In Salma El Moumni’s sinuous novel Farewell Tangier, a young Moroccan woman struggles with self-doubt, body dysmorphia, and cultural and sexual repression.

From the age of ten, Alia notices men pursuing her with territorial aggression, as, in Tangier, men can fondle, accost, and sexually assault women with relative impunity. The leers and advances increase as she becomes more curvy and mature. Mystified by such behavior in her late teenage years, Alia uses her cellphone camera to take intimate photographs of her body. The photographs are for her own contemplation; she does not share them. She also worries about Moroccan law, which prohibits “voluntary nudity” and punishes violators with imprisonment.

After a brief involvement with Quentin, a fellow student and French expatriate, Alia is shocked to discover her photographs on Instagram. Though she cannot verify whether manipulative Quentin posted the pictures, she watches as the view counts for the images increase with unnerving rapidity. Terrified of being arrested, she also dreads her father’s impending wrath regarding the pictures.

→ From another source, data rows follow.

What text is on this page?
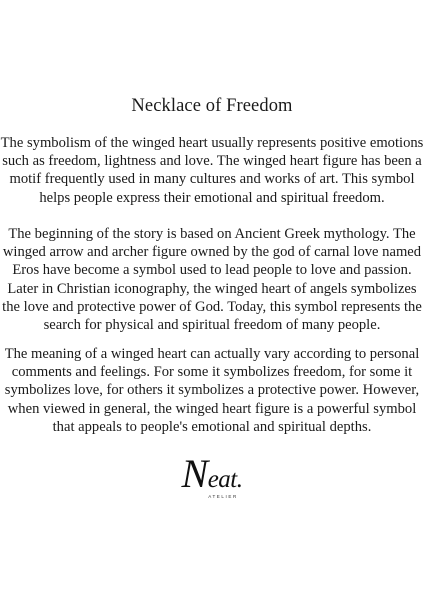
Necklace of Freedom

The symbolism of the winged heart usually represents positive emotions
such as freedom, lightness and love. The winged heart figure has been a
motif frequently used in many cultures and works of art. This symbol
helps people express their emotional and spiritual freedom.

The beginning of the story is based on Ancient Greek mythology. The
winged arrow and archer figure owned by the god of carnal love named
Eros have become a symbol used to lead people to love and passion.
Later in Christian iconography, the winged heart of angels symbolizes
the love and protective power of God. Today, this symbol represents the
search for physical and spiritual freedom of many people.

The meaning of a winged heart can actually vary according to personal
comments and feelings. For some it symbolizes freedom, for some it
symbolizes love, for others it symbolizes a protective power. However,
when viewed in general, the winged heart figure is a powerful symbol
that appeals to people's emotional and spiritual depths.

Neat.
ATELIER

Narrated with detached urgency, the taut and spiraling narrative conveys Alia’s feelings of yearning and entrapment well. After moving to Lyon, she feels like she lives in “the crack” between “two worlds”; though she has more freedom in France, she is haunted by Tangier’s “salty air” and “streets scented with incense.” Further conflicted by neocolonial “inferiority” and her bisexual attractions, Alia’s observation of Lyon’s Pride Parade is depicted with poignant intensity. Amid exuberant crowds and colorful flags, “bare-breasted women” march with confidence; Alia’s eyes flood with tears as she realizes that liberation is “within reach,” if she can “stop feeling shame.”

A sensual and unsettling novel, Farewell Tangier centers a woman moving beyond cultural and technological subjugation to seek her true self.